Have Tech, Will Travel (SCE Books 1-4) - Keith R. A. DeCandido_. [et al.] [68]
Gomez wasn’t superstitious, but this was a bad way to start a mission. Her boots rang loudly as she stepped onto the transporter pad.
“Core-Breach got you?” asked Duffy.
“Kaboom,” she replied softly. He grinned a little, then looked away quickly. Too quickly. It would take more time than this to get used to each other again.
Geordi, too, was smiling. She felt a trace of annoyance. She didn’t want La Forge to see any division in the ranks, any hint that she couldn’t take care of subordinates. She wished Gold hadn’t ordered him to accompany the away team. This ought to have been her mission.
It was only now that she realized that 110 was missing. Her dark brows drew together in a frown. “Where is—”
The door hissed open. 110 stood there for a moment, looking around as if lost. Gomez’s vexation with Geordi evaporated. Dammit, 110 seemed so very tiny, so very fragile in his envirosuit. So . . . alone. There was something very strange to her about seeing a single Bynar, something wrong about it. Like watching a Vulcan laugh at a joke. That wasn’t the way this culture was meant to be.
Were they pushing him too hard? Was 110 really ready for another assignment, without a chance to properly mourn and reconnect with his people?
Hesitantly at first, then with more determination, 110 moved into the room. He clambered onto the transporter pad and craned his neck to look up, first at La Forge and then Gomez, with unreadable dark eyes.
“We—I—apologize for being late, Commander.”
“Don’t worry about it, 110,” said Gomez, with more warmth than she had intended to show.
She looked up at Wong, who was awaiting their order to transport.
“Energize,” said Gomez.
. . . Jaldark . . . ?
They materialized in hell.
The command center looked like a torture chamber to a horrified Duffy. It was a huge, domed area, but there was no skylight letting in the softening light of the stars. The area was completely enclosed. There appeared to be no exits. All was metal, heavy and cumbersome-looking. Everything seemed the same—the arching ceiling, the consoles, the walls. What little light there was was red and eerie, casting a pulsing, bloody hue over the alien equipment and the macabre centerpiece of the disturbing scene.

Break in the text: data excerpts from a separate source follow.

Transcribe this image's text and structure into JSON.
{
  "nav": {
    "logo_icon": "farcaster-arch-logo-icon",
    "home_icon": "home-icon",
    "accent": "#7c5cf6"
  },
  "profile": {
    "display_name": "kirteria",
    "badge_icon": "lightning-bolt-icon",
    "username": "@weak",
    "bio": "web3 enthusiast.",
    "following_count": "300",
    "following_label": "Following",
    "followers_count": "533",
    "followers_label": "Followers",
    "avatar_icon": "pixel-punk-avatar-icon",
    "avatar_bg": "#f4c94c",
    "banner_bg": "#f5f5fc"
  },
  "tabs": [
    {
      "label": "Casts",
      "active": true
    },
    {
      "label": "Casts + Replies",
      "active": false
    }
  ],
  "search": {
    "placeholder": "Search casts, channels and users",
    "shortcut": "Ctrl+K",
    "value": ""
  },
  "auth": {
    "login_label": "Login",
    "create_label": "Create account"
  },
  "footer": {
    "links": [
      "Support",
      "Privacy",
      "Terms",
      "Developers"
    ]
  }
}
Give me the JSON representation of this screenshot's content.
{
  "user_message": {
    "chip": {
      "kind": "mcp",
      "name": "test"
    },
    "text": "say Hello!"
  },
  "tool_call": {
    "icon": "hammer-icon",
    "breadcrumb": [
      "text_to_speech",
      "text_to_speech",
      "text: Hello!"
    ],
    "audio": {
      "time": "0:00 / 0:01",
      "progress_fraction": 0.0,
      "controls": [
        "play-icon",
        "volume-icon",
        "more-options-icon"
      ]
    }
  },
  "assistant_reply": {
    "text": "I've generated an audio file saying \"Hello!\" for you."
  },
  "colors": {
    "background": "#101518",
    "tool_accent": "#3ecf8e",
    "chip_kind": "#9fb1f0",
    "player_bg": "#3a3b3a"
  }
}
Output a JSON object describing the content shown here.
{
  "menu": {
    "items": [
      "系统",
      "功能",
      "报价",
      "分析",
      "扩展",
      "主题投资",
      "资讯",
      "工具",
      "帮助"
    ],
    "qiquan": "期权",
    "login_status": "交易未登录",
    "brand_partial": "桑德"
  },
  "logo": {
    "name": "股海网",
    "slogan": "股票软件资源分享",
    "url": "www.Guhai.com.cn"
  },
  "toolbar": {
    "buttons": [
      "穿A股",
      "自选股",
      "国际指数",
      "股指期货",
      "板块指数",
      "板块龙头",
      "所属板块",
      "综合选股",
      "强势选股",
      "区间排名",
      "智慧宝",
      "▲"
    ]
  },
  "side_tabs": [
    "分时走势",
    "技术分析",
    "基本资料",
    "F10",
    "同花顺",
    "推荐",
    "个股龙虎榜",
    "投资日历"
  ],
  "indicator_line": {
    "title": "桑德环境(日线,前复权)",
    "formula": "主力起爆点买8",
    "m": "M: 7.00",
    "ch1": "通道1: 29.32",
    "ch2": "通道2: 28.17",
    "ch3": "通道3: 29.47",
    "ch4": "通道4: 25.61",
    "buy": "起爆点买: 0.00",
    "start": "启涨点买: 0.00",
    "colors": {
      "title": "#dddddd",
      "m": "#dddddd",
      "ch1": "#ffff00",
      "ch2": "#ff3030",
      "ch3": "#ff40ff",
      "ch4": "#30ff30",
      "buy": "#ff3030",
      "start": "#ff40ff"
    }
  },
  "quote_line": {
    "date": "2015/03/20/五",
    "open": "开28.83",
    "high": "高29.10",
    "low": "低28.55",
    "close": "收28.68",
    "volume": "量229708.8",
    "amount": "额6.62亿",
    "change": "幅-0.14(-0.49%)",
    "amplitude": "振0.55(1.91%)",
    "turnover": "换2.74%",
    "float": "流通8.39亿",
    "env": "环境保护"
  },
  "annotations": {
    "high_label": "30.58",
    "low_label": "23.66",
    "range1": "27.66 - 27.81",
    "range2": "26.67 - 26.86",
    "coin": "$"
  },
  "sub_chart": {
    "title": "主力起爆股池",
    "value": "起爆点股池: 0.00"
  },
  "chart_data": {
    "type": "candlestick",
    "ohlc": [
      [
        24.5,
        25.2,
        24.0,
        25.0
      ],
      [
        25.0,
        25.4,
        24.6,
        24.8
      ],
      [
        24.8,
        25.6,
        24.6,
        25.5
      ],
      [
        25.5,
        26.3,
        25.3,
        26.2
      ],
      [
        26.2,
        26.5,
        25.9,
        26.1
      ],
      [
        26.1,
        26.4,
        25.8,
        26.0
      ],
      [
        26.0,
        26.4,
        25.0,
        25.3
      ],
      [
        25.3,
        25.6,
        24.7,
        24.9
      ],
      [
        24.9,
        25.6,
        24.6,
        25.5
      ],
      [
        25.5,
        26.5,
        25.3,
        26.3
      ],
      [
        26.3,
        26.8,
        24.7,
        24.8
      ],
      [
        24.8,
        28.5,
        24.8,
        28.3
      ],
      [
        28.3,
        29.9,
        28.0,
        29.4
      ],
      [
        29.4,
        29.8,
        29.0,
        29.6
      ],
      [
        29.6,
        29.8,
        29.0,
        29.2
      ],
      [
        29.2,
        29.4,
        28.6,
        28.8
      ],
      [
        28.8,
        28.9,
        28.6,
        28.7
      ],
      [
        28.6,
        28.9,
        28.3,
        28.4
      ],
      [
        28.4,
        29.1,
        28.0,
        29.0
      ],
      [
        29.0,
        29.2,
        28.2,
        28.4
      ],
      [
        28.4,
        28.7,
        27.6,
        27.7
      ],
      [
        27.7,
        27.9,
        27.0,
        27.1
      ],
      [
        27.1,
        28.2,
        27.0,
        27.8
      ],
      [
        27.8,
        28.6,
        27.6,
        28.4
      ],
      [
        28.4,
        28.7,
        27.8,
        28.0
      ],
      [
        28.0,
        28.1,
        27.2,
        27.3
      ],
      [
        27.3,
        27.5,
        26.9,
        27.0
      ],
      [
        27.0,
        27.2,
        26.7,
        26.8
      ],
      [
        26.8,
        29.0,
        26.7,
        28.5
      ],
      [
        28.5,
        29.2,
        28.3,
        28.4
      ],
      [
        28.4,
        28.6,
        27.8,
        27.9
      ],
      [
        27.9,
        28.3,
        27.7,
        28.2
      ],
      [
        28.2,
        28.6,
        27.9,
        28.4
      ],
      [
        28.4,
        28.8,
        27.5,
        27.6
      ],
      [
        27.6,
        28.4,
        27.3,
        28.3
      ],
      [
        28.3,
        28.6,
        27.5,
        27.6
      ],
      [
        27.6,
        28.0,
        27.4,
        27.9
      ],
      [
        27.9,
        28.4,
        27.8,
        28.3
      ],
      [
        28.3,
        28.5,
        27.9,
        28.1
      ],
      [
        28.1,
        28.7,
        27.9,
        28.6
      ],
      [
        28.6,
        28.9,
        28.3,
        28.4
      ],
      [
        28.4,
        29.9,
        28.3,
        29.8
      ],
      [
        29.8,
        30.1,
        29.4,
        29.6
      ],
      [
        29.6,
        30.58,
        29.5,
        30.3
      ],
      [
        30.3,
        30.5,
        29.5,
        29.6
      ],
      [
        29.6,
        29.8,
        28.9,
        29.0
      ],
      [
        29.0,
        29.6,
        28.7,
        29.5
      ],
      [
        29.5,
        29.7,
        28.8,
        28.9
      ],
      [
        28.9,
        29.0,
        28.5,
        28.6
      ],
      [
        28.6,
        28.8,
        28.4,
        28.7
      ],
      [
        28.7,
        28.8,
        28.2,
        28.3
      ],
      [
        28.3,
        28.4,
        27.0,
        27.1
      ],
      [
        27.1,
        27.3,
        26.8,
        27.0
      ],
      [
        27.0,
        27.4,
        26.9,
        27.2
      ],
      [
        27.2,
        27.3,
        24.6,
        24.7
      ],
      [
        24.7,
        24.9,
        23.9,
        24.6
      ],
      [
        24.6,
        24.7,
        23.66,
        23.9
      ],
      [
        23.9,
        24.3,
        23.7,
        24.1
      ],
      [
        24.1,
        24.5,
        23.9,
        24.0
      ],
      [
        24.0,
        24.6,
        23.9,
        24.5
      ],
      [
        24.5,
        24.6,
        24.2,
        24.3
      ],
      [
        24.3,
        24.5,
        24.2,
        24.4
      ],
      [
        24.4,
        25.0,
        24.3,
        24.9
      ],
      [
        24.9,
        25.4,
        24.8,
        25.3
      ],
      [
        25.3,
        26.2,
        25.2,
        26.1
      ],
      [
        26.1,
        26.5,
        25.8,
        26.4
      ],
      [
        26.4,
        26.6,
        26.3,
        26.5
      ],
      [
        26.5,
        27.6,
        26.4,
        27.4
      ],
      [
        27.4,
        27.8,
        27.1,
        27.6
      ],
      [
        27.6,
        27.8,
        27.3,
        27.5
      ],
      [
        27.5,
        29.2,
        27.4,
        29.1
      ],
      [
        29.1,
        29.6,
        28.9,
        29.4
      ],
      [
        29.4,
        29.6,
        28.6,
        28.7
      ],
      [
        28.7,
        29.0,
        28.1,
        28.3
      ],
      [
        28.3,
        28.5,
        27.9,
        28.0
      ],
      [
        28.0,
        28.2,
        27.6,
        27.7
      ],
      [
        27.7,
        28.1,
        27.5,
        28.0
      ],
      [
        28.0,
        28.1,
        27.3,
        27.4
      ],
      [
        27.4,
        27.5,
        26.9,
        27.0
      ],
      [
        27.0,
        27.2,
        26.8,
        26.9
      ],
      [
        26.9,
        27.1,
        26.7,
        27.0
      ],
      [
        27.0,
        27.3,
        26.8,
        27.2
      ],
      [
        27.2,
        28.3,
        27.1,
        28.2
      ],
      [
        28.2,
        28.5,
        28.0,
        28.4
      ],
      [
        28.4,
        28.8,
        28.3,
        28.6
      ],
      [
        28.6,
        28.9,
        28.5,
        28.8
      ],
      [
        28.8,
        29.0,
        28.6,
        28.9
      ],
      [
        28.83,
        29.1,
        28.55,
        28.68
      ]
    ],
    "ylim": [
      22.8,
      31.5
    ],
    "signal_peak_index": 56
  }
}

For, in the center of the room, its decaying limbs splayed at an odd angle, a corpse was strapped into a chair.
“So it did have a crew,” said La Forge softly, sadly.
“Or at least a pilot,” said Gomez.
Duffy admired the calmness of her voice. Sometimes it was hard to believe this was the same big-eyed girl who’d spilled hot chocolate all over Captain Picard just a few short years ago. But, of course, she wasn’t really the same. She had changed, just as he had, in the intervening decade or so.
Gomez stepped forward and shone her wrist-lamp over the humanoid body.
La Forge and Duffy stepped beside her. Duffy began to take tricorder readings.
“As Commander La Forge reported earlier, the atmosphere in here is perfectly breathable,” he said to whoever was listening. “It never shut down after the pilot’s death. That’s why the body’s rotting.”
“Let’s not take our suits off just yet, shall we?” said La Forge. Faulwell and 110, less interested in the dead body than in the computer that might be coaxed to yield information, stepped over to the consoles and began to analyze them. They spoke together in low voices, Faulwell occasionally bending over to hear 110 better. They seemed to be having a hard time figuring out where to begin. For the first time in a while, Duffy heard the oddly musical sound of the Bynar language, as 110 adjusted the blinking buffer he always kept at his side. Duffy wondered why 110 was talking in his native tongue. Could he simply have forgotten there was no one here who could understand him?